Als Nächstes wird das Messer befestigt, und dafür wird Draht verwendet. Mostar benutzte ein etwa einen Meter zwanzig langes Stück Stromkabel von einer Stehlampe. Nachdem man den äußeren Kabelmantel aufgeschnitten hat (eine normale Schere reicht dafür aus), zieht man die beiden Kabel auseinander (falls es sich um ein zweiadriges Kabel handelt). Eines davon wird für einen weiteren Speer beiseitegelegt, das andere fädelt man durch das obere Loch. Klingt einfach, aber meine ersten Versuche haben nur zu Frust geführt. Die Spitze blieb immer wieder hängen, weil ich einen Schritt ungeduldig übersprungen hatte. Wenn man die Isolierung des Drahtes am Ende zuspitzt wie eine Nadel, macht das einen riesigen Unterschied!

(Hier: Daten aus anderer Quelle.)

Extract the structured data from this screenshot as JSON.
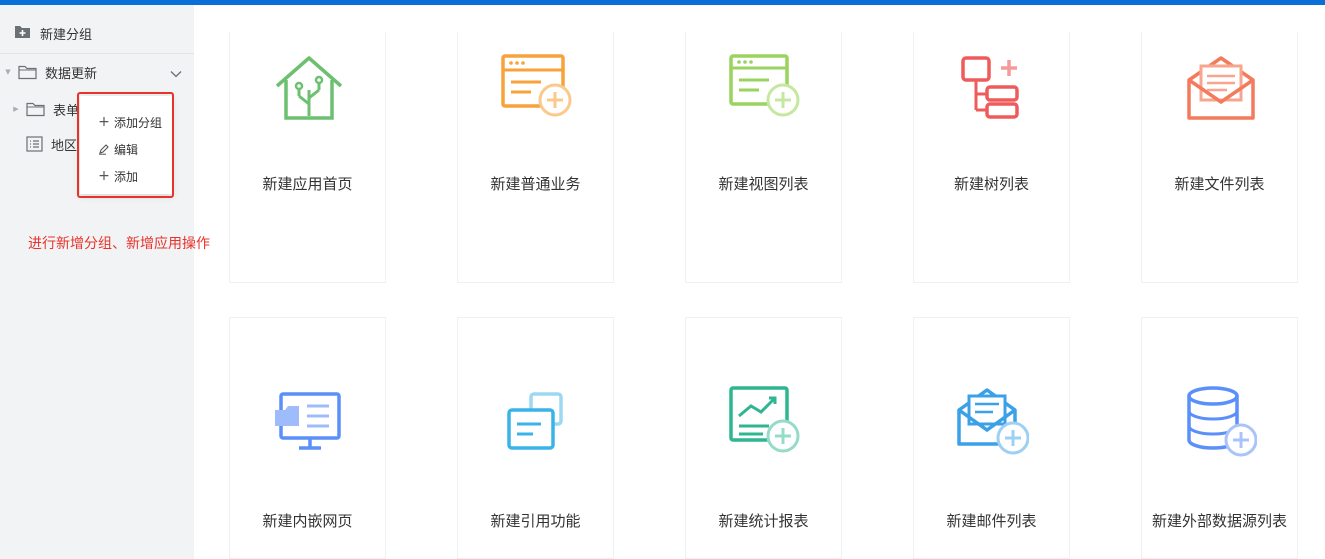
{
  "sidebar": {
    "header": {
      "label": "新建分组",
      "icon": "folder-add-icon"
    },
    "tree": {
      "group": {
        "label": "数据更新",
        "icon": "folder-icon",
        "expand_icon": "chevron-down-icon"
      },
      "items": [
        {
          "label": "表单",
          "icon": "folder-icon"
        },
        {
          "label": "地区",
          "icon": "list-icon"
        }
      ]
    },
    "context_menu": {
      "items": [
        {
          "label": "添加分组",
          "icon": "plus-icon"
        },
        {
          "label": "编辑",
          "icon": "edit-icon"
        },
        {
          "label": "添加",
          "icon": "plus-icon"
        }
      ]
    },
    "annotation": "进行新增分组、新增应用操作"
  },
  "cards": [
    {
      "label": "新建应用首页",
      "icon": "home-icon",
      "color": "#6cc070"
    },
    {
      "label": "新建普通业务",
      "icon": "form-add-icon",
      "color": "#f7a23b"
    },
    {
      "label": "新建视图列表",
      "icon": "view-list-add-icon",
      "color": "#9ad35f"
    },
    {
      "label": "新建树列表",
      "icon": "tree-list-icon",
      "color": "#ef5b5b"
    },
    {
      "label": "新建文件列表",
      "icon": "mail-file-icon",
      "color": "#f47a5c"
    },
    {
      "label": "新建内嵌网页",
      "icon": "embed-webpage-icon",
      "color": "#5b8ff9"
    },
    {
      "label": "新建引用功能",
      "icon": "reference-icon",
      "color": "#3ab3e8"
    },
    {
      "label": "新建统计报表",
      "icon": "chart-report-icon",
      "color": "#2fb591"
    },
    {
      "label": "新建邮件列表",
      "icon": "mail-list-icon",
      "color": "#3aa0e8"
    },
    {
      "label": "新建外部数据源列表",
      "icon": "database-add-icon",
      "color": "#5b8ff9"
    }
  ],
  "colors": {
    "topbar": "#0a6fd6",
    "highlight": "#e8332b"
  }
}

Sobald das Kabel aus dem zweiten oberen Loch austritt, zieht man es fast bis zum Ende durch und macht mit den letzten zwei bis drei Zentimetern einen sicheren Knoten. Dann wickelt man das Kabel fest um den Bambus, bis man bei den beiden unteren Löchern angelangt. Durchfädeln, knoten, fertig!
Ein echter Speer!
Mostar nahm mir die Waffe ab, hielt sie in den Händen, überprüfte die Balance, inspizierte mit einem zugekniffenen Auge den geknoteten Draht und gab sie mir zurück. »Gut gemacht, Katie.« Sie lächelte zum ersten Mal an diesem Tag.

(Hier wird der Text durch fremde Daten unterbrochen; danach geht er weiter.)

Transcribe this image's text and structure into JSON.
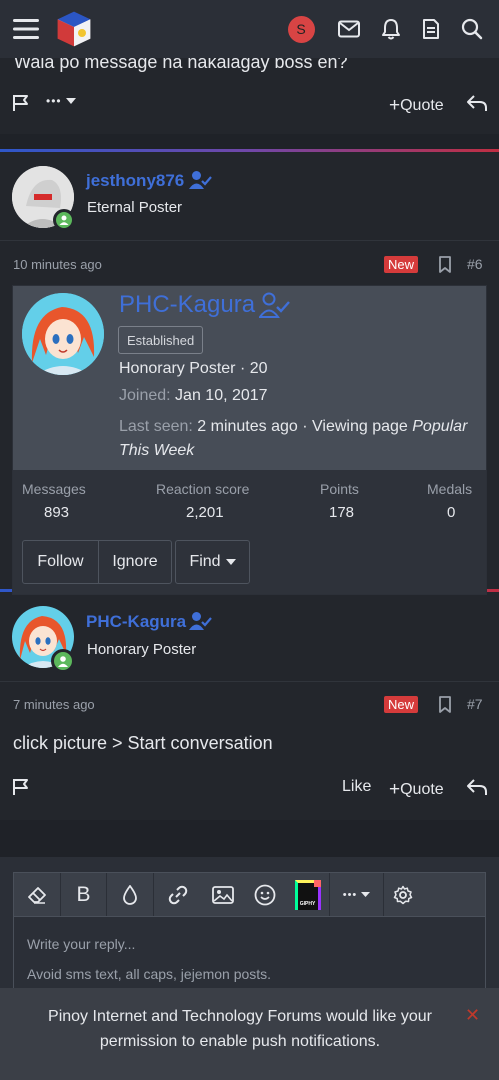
{
  "topbar": {
    "menu_icon": "hamburger-icon",
    "logo_icon": "phc-logo-icon",
    "user_avatar_letter": "S",
    "icons": [
      "envelope-icon",
      "bell-icon",
      "document-icon",
      "search-icon"
    ]
  },
  "prev_post": {
    "cut_text": "Wala po message na nakalagay boss en?",
    "actions": {
      "more": "•••",
      "quote": "Quote"
    }
  },
  "post6": {
    "username": "jesthony876",
    "user_title": "Eternal Poster",
    "time": "10 minutes ago",
    "badge": "New",
    "number": "#6"
  },
  "popup": {
    "username": "PHC-Kagura",
    "banner": "Established",
    "title_line": "Honorary Poster · 20",
    "joined_label": "Joined:",
    "joined_value": "Jan 10, 2017",
    "lastseen_label": "Last seen:",
    "lastseen_value": "2 minutes ago · Viewing page",
    "lastseen_page_1": "Popular",
    "lastseen_page_2": "This Week",
    "stats": [
      {
        "label": "Messages",
        "value": "893"
      },
      {
        "label": "Reaction score",
        "value": "2,201"
      },
      {
        "label": "Points",
        "value": "178"
      },
      {
        "label": "Medals",
        "value": "0"
      }
    ],
    "buttons": {
      "follow": "Follow",
      "ignore": "Ignore",
      "find": "Find"
    }
  },
  "post7": {
    "username": "PHC-Kagura",
    "user_title": "Honorary Poster",
    "time": "7 minutes ago",
    "badge": "New",
    "number": "#7",
    "body": "click picture > Start conversation",
    "actions": {
      "like": "Like",
      "quote": "Quote"
    }
  },
  "editor": {
    "toolbar_icons": [
      "eraser-icon",
      "bold-icon",
      "color-drop-icon",
      "link-icon",
      "image-icon",
      "smiley-icon",
      "giphy-icon",
      "more-icon",
      "gear-icon"
    ],
    "bold_label": "B",
    "giphy_label": "GIPHY",
    "placeholder_line1": "Write your reply...",
    "placeholder_line2": "Avoid sms text, all caps, jejemon posts."
  },
  "notification": {
    "message": "Pinoy Internet and Technology Forums would like your permission to enable push notifications.",
    "close": "✕"
  },
  "colors": {
    "accent_blue": "#3f6fd8",
    "new_red": "#d53b3b",
    "online_green": "#5cb85c"
  }
}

Ich war so stolz. Für eine Minute hantierte ich nur mit meiner Kreation – hielt sie vertikal, horizontal. Ich machte sogar eine kurze, beidhändige Stoßbewegung damit und rammte versehentlich das hintere Ende in das Garagentor.
»Tut mir leid.« Ich spürte, wie meine Wangen wegen der Beule erröteten.

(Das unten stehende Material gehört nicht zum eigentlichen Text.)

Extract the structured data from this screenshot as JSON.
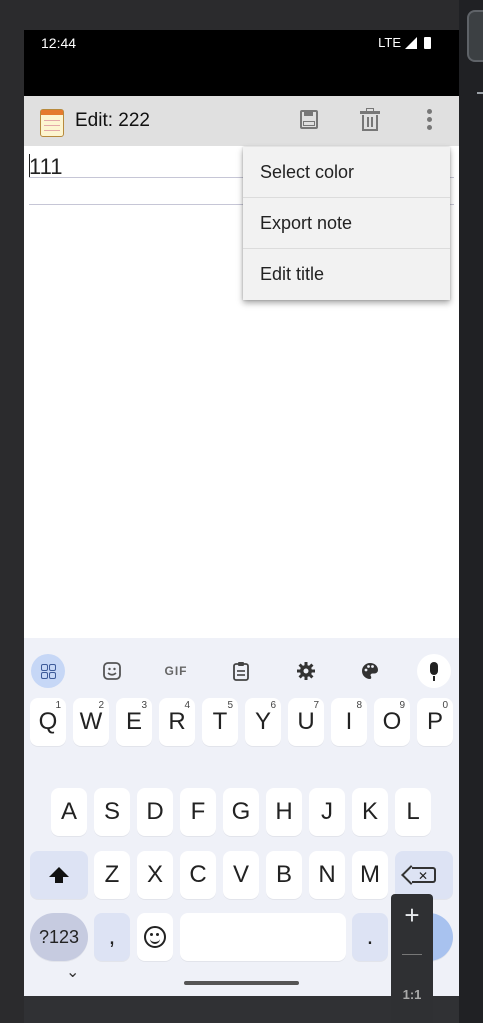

Mostar winkte ab und sagte: »Vergessen Sie es.« Dann: »Ich wusste, dass Sie ein Naturtalent sind. Sie haben einen logischen, methodischen Verstand. Viel mehr als ich.« Sie deutete auf die nicht fertiggestellten Prototypen. »So funktioniert es. Ausprobieren, scheitern, dazulernen und bei letztendlichem Erfolg zur Verbesserung weitergeben.«
Das brachte mich auf die Idee für eine Verbesserung. »Wie wär’s, wenn man den Gummi schmelzen würde? Würde die Klinge dann nicht noch besser halten?«
»Möglicherweise«, sagte Mostar mit einem Nicken, das ein ermutigender Lehrer einem wohlmeinenden, aber völlig danebenliegenden Erstklässler gibt, »doch es würde das Kabel ruinieren, das wir vielleicht noch brauchen, um weitere Speere anzufertigen.« Sie deutete auf eine Ansammlung kürzerer, dünnerer Stangen. »Das macht mir Sorgen bei den Speeren. Jedes Mal, wenn wir einen werfen, verlieren wir ein gutes Messer. Obwohl sie wahrscheinlich einfach wieder herausrutschen werden, wenn ich keinen Weg finde, Widerhaken herzustellen.«
Eine andere Idee regte sich, aber diese war weitaus verworrener. Ich sah mir den 3D-Drucker an, war jedoch nicht zu einem zusammenhängenden Gedankengang imstande. Stattdessen gähnte ich, was mir ein solidarisches Gähnen von Mostar einbrachte.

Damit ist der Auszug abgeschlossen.